General CLI Philosophy

These are principles and habits I have developed over many years of writing CLI tools in a variety of languages. Examples of my personal methodologies per language are included here.

What do I mean by CLI?

A CLI includes any script that is more than a disposable ad-hoc script as well as more formal tools intended to be general purpose or shared with others.

Basic Principles I Follow

  1. Revision control everything
  2. Provide online documentation
  3. Validate inputs/dependencies
  4. Support human readable and machine readable output when possible
  5. Log/output actionable error messages
  6. Appropriately use options and arguments
  7. Use proper return codes

Many of these will mean you have more lines of code dedicated to them than for the logic itself. That may seem silly, but focusing on usability typically saves you work in the long run. It also forces you to reevaluate what you are doing as you go. That may reveal opportunities to make the tool more useful or ensure better logic.

Revision Control

Hopefully this is obvious, but revision control all code and host it externally.

If it left locally or on another host, you will lose it. You will likely want that code again one day for something to rip off. If it’s not worth having its own repository, just shove it in a blanket “scripts” repo. That could be private on GitHub, kept for a dumping ground for your team’s ad-hoc work, etc.

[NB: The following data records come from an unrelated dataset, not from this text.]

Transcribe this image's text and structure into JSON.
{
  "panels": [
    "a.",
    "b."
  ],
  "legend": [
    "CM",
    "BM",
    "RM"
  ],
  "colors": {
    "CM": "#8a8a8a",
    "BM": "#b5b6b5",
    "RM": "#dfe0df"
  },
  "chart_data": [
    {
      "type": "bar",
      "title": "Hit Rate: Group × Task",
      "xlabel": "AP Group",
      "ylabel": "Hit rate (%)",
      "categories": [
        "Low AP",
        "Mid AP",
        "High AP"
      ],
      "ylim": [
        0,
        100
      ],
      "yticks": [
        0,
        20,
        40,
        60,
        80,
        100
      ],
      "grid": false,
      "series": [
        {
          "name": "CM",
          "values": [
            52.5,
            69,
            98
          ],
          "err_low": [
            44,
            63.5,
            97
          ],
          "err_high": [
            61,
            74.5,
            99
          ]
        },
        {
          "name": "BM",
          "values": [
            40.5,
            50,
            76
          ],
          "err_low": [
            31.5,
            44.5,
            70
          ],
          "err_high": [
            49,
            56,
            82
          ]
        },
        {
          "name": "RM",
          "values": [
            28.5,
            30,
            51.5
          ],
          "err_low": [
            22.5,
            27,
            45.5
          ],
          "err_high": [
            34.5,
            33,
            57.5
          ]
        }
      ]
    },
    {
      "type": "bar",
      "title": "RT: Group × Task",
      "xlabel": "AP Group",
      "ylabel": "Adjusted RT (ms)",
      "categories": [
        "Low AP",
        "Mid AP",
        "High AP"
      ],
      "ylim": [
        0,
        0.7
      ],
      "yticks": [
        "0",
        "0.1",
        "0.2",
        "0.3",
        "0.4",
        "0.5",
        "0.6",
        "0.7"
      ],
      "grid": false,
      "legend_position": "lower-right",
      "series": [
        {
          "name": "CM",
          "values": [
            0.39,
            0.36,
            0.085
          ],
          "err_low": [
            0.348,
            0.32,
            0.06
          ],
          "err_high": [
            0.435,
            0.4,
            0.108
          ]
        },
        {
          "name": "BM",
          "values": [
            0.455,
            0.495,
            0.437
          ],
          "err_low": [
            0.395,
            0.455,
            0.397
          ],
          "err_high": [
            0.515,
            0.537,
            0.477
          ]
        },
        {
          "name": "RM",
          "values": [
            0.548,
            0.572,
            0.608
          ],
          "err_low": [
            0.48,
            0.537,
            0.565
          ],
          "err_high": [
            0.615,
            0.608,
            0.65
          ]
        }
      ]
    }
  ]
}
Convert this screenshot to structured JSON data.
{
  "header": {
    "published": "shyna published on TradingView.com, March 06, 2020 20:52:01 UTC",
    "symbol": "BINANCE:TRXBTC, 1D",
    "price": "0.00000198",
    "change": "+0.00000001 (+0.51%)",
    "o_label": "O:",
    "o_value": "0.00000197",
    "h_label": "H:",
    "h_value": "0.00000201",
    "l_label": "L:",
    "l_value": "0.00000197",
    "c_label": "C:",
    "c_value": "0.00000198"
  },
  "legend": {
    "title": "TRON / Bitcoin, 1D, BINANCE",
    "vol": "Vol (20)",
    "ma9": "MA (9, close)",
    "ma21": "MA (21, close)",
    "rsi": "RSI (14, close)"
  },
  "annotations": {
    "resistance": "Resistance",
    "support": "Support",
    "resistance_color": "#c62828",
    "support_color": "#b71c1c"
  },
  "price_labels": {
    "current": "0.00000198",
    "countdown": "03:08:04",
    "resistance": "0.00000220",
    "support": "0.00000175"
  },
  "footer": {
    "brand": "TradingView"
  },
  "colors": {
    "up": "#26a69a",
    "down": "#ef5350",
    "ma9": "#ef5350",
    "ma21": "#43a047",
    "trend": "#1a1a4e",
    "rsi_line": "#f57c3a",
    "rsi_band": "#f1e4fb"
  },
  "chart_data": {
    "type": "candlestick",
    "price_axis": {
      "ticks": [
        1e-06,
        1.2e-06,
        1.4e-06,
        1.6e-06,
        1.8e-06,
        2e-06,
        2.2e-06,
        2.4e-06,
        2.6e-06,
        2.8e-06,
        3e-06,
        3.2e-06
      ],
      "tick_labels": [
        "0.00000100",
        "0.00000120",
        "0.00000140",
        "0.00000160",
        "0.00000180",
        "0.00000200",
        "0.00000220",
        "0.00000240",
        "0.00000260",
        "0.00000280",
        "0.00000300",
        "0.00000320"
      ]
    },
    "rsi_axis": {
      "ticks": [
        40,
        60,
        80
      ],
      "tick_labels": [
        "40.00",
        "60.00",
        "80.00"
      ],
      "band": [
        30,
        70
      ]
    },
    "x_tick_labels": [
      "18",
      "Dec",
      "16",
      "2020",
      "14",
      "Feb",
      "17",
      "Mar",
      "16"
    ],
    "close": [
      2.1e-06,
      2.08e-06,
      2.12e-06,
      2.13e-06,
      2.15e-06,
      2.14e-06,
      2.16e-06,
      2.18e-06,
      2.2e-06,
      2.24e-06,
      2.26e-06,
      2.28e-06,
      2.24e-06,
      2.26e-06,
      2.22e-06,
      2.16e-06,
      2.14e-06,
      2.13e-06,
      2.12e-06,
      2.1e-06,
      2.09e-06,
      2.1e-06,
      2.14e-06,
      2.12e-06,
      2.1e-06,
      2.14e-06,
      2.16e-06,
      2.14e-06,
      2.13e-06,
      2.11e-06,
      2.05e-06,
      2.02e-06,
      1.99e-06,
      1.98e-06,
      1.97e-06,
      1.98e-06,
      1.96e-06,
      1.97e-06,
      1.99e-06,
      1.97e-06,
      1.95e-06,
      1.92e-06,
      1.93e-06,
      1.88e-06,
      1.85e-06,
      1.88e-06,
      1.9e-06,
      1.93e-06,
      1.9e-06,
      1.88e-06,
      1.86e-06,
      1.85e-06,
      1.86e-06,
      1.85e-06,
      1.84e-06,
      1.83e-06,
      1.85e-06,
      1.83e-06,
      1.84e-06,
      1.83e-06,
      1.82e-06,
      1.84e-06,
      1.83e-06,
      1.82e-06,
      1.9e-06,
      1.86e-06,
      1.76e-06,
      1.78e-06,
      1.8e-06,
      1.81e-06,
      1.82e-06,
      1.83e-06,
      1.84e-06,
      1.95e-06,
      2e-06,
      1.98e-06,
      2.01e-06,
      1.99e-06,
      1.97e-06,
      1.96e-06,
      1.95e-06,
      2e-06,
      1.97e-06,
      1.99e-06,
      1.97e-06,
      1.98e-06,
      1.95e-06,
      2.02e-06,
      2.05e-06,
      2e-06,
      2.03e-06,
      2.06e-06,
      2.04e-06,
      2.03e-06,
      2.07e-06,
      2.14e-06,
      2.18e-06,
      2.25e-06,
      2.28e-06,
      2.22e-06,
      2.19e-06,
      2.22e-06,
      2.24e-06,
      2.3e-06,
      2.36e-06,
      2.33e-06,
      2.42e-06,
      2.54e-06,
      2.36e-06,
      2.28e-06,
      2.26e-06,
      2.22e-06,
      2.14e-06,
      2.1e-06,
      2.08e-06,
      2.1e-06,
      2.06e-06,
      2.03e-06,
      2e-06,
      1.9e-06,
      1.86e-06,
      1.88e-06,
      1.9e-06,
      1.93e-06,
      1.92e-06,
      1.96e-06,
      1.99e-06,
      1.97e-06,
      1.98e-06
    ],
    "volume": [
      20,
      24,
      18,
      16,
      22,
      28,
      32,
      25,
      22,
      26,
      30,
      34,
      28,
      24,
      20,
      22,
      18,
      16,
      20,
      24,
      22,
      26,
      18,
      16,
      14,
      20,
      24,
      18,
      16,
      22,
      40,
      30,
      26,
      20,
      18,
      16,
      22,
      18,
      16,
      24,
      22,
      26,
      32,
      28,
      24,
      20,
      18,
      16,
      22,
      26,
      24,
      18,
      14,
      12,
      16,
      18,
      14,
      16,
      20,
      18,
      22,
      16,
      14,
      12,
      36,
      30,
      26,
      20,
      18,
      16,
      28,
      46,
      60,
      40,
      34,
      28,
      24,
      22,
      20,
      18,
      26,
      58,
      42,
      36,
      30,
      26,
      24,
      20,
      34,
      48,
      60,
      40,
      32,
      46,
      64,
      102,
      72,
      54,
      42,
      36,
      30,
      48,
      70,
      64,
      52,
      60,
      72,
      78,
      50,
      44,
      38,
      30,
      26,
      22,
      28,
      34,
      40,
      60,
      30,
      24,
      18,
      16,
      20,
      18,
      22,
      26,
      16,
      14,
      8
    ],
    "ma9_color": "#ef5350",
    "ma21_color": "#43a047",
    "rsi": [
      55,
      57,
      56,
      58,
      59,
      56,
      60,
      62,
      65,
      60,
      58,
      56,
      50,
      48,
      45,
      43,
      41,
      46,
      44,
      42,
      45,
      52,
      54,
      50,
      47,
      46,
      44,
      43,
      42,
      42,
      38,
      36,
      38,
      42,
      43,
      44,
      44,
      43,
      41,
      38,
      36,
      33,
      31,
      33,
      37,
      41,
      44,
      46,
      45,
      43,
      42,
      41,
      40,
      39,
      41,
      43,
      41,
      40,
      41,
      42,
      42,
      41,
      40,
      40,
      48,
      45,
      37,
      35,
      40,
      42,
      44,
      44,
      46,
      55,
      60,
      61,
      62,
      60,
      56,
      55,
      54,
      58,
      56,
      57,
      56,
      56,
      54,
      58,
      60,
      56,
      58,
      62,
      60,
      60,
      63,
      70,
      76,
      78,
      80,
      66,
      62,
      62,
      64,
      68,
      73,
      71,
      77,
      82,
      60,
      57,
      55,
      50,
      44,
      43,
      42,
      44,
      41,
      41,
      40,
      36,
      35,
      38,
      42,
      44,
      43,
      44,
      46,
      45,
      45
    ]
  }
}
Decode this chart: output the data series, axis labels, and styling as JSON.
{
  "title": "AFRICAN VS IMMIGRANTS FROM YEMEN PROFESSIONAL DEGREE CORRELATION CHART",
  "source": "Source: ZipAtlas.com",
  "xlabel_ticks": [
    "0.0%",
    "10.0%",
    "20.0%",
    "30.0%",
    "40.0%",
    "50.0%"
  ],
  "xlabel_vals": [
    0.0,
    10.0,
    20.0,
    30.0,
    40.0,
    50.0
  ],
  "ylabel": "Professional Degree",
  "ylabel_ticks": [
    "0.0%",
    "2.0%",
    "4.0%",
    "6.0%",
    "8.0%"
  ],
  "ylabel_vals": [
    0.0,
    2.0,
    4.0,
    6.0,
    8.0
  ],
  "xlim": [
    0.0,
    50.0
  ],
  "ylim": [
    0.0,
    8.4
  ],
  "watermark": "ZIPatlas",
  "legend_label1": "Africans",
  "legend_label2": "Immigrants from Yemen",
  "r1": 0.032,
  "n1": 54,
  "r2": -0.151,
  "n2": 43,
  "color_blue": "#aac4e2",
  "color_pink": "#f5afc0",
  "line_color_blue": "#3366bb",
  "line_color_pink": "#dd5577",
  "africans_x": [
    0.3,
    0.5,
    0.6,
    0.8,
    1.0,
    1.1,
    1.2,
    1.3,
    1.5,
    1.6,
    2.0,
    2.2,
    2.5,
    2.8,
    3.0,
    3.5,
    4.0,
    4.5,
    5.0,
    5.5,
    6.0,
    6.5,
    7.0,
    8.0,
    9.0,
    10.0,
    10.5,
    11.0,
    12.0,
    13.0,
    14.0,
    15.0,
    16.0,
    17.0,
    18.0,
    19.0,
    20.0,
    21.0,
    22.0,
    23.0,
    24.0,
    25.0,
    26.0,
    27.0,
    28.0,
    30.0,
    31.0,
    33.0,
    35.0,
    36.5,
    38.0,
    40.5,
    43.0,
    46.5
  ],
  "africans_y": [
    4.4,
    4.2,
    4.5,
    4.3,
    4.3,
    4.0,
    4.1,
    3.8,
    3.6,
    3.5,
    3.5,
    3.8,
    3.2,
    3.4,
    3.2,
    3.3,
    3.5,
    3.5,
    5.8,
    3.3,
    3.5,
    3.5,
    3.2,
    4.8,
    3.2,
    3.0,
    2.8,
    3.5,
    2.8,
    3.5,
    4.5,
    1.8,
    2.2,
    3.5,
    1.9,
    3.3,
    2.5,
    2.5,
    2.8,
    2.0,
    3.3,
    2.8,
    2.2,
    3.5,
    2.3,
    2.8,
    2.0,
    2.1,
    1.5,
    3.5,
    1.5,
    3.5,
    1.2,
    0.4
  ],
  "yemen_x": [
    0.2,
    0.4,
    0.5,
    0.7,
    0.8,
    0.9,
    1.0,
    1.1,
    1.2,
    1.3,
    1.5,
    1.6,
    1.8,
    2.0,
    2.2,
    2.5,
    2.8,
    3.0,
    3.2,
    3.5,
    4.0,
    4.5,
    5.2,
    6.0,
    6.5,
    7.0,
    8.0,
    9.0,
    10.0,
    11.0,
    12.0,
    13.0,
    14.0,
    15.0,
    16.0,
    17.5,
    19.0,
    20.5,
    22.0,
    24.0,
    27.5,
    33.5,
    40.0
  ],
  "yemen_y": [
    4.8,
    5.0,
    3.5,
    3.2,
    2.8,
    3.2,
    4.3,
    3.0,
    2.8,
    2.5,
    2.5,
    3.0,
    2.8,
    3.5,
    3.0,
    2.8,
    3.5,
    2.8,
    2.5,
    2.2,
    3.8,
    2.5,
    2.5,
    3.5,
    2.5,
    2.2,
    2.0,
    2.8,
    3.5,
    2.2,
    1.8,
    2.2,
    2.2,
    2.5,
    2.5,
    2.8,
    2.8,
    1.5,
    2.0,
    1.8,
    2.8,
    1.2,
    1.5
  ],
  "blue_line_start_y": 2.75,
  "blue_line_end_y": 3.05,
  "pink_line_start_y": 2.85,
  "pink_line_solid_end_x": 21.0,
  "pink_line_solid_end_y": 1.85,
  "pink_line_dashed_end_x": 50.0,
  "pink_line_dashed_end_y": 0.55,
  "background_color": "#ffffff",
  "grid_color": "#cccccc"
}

You can delete the file when it’s superseded by a more formal tool in its own repository or a better version of the tool. It’s really common for me to move from a shell script to a proper programming language when the scope of the tool becomes awkward in shell. Delete the file. But by using version control, it still exists for when you want to rip off your prior work.

Online Documentation

I mean this in the traditional sense of -h/--help output, man pages, etc. Sticking a README.md file in a repo is nice, but being able to check basic usage is critical.

I will not remember what I did in 3 months. I don’t want to have to read the code just to see how to use it again.

This segues into the next item.

Validate Inputs/Dependencies

Whether using a CLI framework or not, validate options and arguments whenever possible. Like online documentation, this will save you from your future self.

If your tool has dependencies that are not part of the standard tooling, check for them and error out before doing anything.

Human/Machine Readable Output

Make sure your default output is easily readable by human beings. But also make sure you provide output that is easily machine readable so that you can redirect the output for further processing. Following this typical Unix behavior opens up opportunities to do things you may not expect.

I typically check to see if STDOUT is a TTY. If so, output human happy output. If not, then provide a reasonable default machine readable output. Usually that’s just something awkable. If I think it should be more structured, it may be JSON or provide options for different outputs like CSV, JSON, and YAML.

Actionable logs

Make log messages show what should be done to resolve the error and not just state the internal problem whenever possible.

Dumping a stack trace is always a bug.

Ideally, write error messages to STDERR. It’s more “correct”, but it also enables redirecting STDOUT without breaking further processing.

Options and Arguments

Arguments are required input. Options are… optional. A missing argument is a usage error (EINVAL), a missing option should not necessarily result in an error. The exception to that is if configuration may be provided through the command, an environment variable, or a configuration file, but is still required. I typically use that as the order of precedence.

When inputs are incorrect/missing, exit appropriately, provide a message about what specifically is missing, and provide the usage (ie. -h/--help) text.

Return Codes

Don’t just exit 1 on all errors. Use the appropriate error codes defined in errno.h. That particular link is to the Android source, but more usefully defines all values in 1 file vs. the Linux kernel spreading them across multiple includes.

The example of EINVAL is 22. I may define these as constants, use standard libraries, or just hardcode them out of laziness. The big thing is that you want to be able to determine the specific error whenever possible in the context of something else running this CLI one day, even if you do not anticipate it now. This is akin to a REST service using the appropriate HTTP response codes.

Fall back to exiting 1 only when there is no formal error code that applies.

When you are running another process, it fails, and that is a fatal error, just bubble the error status returned by it up (and provide an actionable log message).